As a person who wouldn’t define himself as at all crunchy, I’ve tried for a long time to figure out what exactly it is about crunchy towns that I’m so attracted to, and I figured it out while watching Richard Linklater’s 1990 film Slacker. I was reminded of how the town it’s set in, Austin, Texas, is one of those places along with San Diego, Portland (Oregon), and Detroit that I’ve seen sizable chunks of people I’ve considered cool at some point in my life flock to. Obviously, Williamsburg and Silver Lake are both on that list, but since they’re in New York and Los Angeles, it’s not like they were hard to find or these overlooked gems. But for a time, Austin had this feel of “the next Seattle,” a term I despise but am old enough to have heard used plenty of times that it’s still stuck in my head as an indicator of “This place will be ruined ASAP.” It was where people went to start bands, make art, play SXSW, sit on porches drinking Lone Star and not worrying about having to pay too much rent, and, be “weird” as the city’s tagline likes to boast. And man, it was pretty fun…until it wasn’t. Friends started getting priced out, SXSW turned into some big corporate wank fest and not a fun time discovering new bands, and the tech bros started moving in. The whole area feels like it’s becoming Elonland. I don’t want to go anywhere populated with people who like complaining about “woke culture” and who think Cybertrucks look cool.

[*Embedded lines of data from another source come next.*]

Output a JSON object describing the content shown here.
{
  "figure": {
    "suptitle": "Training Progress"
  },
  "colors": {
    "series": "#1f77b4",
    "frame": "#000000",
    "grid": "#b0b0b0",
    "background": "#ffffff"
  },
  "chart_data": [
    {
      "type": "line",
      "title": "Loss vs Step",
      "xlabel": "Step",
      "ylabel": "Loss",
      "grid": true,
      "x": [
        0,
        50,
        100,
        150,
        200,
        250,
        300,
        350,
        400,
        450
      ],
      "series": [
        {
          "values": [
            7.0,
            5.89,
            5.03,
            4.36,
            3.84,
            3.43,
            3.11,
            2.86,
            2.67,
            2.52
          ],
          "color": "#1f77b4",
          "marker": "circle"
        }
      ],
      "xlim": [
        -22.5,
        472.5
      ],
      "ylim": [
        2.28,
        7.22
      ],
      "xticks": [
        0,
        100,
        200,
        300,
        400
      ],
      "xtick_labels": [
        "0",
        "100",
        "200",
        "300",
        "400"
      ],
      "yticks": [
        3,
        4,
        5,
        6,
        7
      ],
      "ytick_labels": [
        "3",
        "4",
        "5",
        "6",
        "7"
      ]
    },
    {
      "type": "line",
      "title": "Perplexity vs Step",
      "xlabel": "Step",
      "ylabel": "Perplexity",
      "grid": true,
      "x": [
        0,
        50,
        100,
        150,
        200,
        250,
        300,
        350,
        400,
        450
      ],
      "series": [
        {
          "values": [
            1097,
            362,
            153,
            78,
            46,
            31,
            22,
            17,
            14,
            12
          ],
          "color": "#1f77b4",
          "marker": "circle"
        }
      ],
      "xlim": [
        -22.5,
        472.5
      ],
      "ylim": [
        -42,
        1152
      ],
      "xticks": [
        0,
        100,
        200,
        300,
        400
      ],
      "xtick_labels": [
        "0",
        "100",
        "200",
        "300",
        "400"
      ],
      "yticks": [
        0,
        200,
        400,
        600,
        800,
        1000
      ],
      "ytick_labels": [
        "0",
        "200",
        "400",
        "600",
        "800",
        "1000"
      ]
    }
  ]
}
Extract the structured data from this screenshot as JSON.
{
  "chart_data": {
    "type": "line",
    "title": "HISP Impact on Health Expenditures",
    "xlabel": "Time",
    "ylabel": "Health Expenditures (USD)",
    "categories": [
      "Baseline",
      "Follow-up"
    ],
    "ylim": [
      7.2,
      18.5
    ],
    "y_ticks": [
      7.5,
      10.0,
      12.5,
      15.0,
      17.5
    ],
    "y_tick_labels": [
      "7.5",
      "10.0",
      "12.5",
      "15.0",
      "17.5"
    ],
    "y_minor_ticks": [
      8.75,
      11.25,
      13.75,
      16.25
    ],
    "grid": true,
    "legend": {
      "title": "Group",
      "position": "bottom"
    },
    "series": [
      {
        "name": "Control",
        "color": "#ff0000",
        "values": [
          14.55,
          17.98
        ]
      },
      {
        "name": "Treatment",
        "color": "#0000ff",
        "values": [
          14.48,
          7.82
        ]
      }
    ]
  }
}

But watching Slacker made me realize something: Austin was never quite crunchy. I mean, it definitely had crunch. A place that could serve as homebase for both Willie Nelson and Butthole Surfers certainly had something special going on. But I think for a place to truly be crunchy, it needs to be in a colder climate, and I think the town itself needs to be older and full of older buildings. Austin was incorporated in 1839, so it’s old, but I mean Revolutionary War-era old. There’s just something about a place that hasn’t totally buffed out the fact that it’s 250 years or older that adds to the crunchiness. The best crunchy towns are along the East Coast, and I hope they’re around forever.
Bring back the crunch! Give us ALL the crunch. Spread the crunch around. And yes, what a tote!
As a native of Austin and a former resident of Madison and Olympia, I think you're right about Austin not being truly "crunchy." This sounds like a cousin of my lifelong complaint about people who call Austin "not really part of Texas." (People who say that usually haven't spent very long here or have managed to confine themselves to one or two neighborhoods near campus.) Asheville is great. My brother owns a bookstore and coffee shop there (Daymoon). Every time I visit him, I have this moment where I want to move there. Then I remember that I love my hometown with all its contradictions. But still, the pull of a smaller town with four actual seasons is strong.